Это смущение и тихий голос были непривычны Петрову, он присмотрелся к женщине и удивился: она показалась ему очень симпатичной. Странно, ведь они работали вместе не первый год, а никогда прежде Петров не обращал на нее внимания. Вера Семеновна достала еще несколько бутылок, и, вероятно испытывая чувство благодарности за помощь, Петров проводил ее домой. Они поговорили, пока добирались двумя автобусами, а после пили чай на кухне. Петров рассказал, что вчера в его квартире включили телефон, который установили месяц назад, но звонить невозможно.

— Куда ни наберу, попадаю на телефонную станцию, — говорил он весело, потому что почувствовал себя свободнее, — Получается, как в игре — испорченный телефон...

Он сам не знал, зачем говорит о телефоне, но остановиться не мог, а Вера Семеновна тем не менее улыбалась. Она еще предлагала чаю, но Петров поблагодарил и ушел, подумав, что было что-то необычное в этом чаепитии. Но что — так и не додумался.

Поздно вечером вдруг зазвонил телефон — это был первый звонок, и Петров поспешно схватил трубку. Звонила Нина Викентьевна.

— Ниночка! — обрадованно закричал Петров. — Ниночка! Как ты там?..

— Кто же так пишет письма? — слышалось в трубке. — «Как ты себя чувствуешь!» Неужели тяжело догадаться, как чувствуют в больнице. И почему ты не написал «Дорогая Нина...». Сколько можно...

Обида нахлынула на Петрова, и он уже ничего не слышал, опустил трубку — хотелось только одного: чтобы она замолчала. Когда через некоторое время он поднес трубку к уху, Нина Викентьевна все еще продолжала говорить.

— Ты понял? — строго спросила она.

— Да, — ответил Петров. — Да.

— Раздакался, — потише сказала Нина Викентьевна. — Ты там один?
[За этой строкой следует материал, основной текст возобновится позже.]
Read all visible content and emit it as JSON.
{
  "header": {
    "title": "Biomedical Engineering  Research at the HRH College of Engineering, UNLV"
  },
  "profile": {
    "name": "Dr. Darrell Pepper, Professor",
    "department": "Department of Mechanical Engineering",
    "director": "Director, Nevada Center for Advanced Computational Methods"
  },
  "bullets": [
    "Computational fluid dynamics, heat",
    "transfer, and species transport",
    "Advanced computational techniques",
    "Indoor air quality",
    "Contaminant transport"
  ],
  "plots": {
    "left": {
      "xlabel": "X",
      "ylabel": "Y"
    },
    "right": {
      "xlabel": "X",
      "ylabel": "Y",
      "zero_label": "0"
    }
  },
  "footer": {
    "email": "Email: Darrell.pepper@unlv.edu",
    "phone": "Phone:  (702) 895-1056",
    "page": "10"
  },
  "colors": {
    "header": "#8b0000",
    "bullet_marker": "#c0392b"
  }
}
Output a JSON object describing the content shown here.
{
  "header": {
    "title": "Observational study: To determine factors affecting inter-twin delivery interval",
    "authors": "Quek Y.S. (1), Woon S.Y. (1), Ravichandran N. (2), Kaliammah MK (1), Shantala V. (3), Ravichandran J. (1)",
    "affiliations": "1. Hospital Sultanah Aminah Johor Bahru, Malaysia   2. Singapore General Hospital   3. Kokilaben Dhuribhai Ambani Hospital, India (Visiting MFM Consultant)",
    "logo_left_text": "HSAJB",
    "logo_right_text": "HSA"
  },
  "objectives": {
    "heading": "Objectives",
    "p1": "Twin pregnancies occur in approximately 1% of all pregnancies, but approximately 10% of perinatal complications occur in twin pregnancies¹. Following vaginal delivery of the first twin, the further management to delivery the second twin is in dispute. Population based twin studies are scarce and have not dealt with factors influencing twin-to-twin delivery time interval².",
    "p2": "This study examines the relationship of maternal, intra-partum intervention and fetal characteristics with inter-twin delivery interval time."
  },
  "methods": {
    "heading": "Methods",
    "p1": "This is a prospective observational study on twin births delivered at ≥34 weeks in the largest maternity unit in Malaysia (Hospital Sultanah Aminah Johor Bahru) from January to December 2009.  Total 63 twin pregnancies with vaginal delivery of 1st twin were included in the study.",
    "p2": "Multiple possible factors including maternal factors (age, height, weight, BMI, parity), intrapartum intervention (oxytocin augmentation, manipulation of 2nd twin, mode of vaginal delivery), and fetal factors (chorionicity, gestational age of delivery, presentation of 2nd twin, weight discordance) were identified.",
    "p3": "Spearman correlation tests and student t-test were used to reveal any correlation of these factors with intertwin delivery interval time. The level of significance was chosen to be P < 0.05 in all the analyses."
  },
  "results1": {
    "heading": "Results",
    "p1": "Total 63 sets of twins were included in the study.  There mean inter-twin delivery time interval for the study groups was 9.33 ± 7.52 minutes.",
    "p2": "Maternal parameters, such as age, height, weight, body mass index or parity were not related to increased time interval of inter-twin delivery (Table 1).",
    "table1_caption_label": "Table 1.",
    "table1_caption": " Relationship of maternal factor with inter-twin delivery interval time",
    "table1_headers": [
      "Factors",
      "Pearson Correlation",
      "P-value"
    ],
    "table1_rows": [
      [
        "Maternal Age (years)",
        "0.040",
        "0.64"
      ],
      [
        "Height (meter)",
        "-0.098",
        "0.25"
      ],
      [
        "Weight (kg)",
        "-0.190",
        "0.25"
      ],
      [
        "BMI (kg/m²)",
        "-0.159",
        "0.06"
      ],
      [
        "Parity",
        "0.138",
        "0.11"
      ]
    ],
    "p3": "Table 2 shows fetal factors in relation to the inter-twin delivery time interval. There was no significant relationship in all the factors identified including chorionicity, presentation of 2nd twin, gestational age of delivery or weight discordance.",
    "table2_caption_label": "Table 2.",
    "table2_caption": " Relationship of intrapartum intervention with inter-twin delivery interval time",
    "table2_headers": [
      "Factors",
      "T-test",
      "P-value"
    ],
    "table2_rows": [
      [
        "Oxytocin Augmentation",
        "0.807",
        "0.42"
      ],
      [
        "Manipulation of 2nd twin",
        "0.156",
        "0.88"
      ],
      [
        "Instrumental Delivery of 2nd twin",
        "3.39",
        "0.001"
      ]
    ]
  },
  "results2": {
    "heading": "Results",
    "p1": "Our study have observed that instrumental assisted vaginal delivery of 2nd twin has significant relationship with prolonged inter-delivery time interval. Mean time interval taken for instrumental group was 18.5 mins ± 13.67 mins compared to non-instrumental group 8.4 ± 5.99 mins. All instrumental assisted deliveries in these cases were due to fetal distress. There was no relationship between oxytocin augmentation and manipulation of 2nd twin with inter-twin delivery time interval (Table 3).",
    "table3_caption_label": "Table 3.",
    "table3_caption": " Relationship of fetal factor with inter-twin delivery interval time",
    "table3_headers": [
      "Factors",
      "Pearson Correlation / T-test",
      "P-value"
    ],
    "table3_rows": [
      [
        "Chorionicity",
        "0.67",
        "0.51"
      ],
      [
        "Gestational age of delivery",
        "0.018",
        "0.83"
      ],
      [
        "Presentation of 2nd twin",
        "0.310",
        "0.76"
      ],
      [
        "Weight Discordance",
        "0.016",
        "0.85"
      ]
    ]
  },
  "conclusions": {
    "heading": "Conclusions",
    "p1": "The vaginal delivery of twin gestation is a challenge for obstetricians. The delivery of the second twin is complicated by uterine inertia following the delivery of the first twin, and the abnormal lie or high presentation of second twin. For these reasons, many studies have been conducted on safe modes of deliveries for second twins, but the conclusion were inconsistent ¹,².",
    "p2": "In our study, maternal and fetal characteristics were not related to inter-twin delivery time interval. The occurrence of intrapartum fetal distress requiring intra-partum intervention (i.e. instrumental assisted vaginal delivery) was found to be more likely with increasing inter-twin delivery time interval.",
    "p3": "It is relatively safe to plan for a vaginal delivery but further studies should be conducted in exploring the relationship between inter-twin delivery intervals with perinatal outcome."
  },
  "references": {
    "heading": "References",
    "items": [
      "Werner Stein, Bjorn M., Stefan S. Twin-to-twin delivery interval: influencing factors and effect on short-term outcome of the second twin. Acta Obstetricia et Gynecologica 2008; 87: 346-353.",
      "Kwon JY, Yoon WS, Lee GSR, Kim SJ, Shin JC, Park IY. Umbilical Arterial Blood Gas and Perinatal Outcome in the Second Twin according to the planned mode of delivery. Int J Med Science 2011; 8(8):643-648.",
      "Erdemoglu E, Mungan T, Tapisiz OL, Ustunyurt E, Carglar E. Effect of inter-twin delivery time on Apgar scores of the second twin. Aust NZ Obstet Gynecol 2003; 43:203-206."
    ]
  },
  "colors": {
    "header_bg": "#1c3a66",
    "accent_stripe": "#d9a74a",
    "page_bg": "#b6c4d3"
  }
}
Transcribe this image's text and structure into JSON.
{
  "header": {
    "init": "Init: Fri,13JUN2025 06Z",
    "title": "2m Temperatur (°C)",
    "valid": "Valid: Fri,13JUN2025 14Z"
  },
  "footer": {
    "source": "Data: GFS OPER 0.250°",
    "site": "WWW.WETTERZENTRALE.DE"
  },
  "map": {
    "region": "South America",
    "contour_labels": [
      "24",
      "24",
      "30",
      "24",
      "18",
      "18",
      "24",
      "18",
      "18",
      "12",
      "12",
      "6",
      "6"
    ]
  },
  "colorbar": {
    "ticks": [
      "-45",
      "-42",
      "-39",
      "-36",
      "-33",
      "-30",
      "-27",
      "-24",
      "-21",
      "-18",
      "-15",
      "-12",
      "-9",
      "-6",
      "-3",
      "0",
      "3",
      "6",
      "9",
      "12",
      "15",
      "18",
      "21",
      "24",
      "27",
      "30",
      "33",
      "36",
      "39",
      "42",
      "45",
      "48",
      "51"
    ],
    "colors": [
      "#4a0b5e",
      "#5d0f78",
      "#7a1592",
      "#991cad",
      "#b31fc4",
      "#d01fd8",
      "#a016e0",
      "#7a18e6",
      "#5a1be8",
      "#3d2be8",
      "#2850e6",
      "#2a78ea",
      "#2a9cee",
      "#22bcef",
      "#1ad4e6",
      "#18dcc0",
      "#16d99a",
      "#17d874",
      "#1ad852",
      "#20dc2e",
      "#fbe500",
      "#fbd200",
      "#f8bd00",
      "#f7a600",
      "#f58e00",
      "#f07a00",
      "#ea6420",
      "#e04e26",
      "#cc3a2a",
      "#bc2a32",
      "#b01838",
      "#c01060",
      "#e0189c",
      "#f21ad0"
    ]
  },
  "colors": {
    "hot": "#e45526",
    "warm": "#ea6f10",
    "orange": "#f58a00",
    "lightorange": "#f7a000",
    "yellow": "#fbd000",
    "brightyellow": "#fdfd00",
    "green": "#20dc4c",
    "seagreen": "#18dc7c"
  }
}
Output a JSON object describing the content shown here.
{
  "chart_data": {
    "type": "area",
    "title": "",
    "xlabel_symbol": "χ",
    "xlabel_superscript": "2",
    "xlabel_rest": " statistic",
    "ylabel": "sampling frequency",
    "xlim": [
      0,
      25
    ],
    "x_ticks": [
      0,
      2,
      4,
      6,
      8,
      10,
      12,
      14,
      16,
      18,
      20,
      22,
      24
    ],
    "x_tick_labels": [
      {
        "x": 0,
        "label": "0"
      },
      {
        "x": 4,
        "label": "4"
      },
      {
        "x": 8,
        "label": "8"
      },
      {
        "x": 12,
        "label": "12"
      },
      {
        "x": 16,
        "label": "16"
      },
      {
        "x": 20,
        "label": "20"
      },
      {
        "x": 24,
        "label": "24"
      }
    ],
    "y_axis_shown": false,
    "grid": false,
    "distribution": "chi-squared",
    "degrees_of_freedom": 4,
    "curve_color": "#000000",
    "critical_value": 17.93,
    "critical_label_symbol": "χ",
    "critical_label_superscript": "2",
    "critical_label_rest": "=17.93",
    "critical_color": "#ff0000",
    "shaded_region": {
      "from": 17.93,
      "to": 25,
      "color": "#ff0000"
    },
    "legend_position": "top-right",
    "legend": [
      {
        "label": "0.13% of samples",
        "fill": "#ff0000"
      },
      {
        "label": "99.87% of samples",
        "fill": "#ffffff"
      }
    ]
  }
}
— Один, — ответил Петров и понял, что же необычного было на кухне Веры Семеновны: на него никто не кричал. — До свидания!

Он положил трубку, и телефон, словно бы обрадовавшись, тихо, но весело звякнул. Через минуту он снова затрещал. Петров отключил его и лег спать. Уснуть он, разумеется, не мог, лежал и, стараясь отвлечься, думал о Вере Семеновне. Он решил, что непременно пригласит ее в кино. Мысли возвращались к Нине Викентьевне, и он вспоминал, как они познакомились, как отгуляли скромную свадьбу; вспомнились ссоры, утомительные разговоры о литературе, образовании... Петров вздохнул, подумав, что время уходит — ему почти сорок. И неожиданно удивился, спросив себя, как он терпел эту унизительную жизнь. Он перевернулся на другой бок,. словно бы хотел отгородиться от прошлого, и не скоро уснул.

В мае Петров ушел от Нины Викентьевны, оставив ей квартиру, вещи — все, что они когда-то купили. Нина Викентьевна была до глубины души обижена таким поступком мужа, долго плакала, думала и успокоилась тогда, когда поняла, какой неблагодарный человек Петров. «Поймет, да поздно будет!» — решила она твердо, но все же ей было грустно. После она попыталась вернуть мужа, обещая кое-какие уступки и говоря, что двое людей всегда могут договориться. Петров остался непреклонен...


Прошло какое-то время, и Нина Викентьевна познакомилась с шофером автобуса; он пригласил ее в кабину, и те, кто был поближе, могли слышать веселый голос Нины Викентьевны. Она говорила о том, что теперь культурные люди живут в Купчине и что этих самых культурных людей отличает наличие собственного мнения. Шофер покручивал рулем, поглядывал на Нину Викентьевну и загадочно улыбался. А Нина Викентьевна, распаляясь все больше, говорила о воспитании, о детях, о школе — и в этом разговоре казалась очень привлекательной.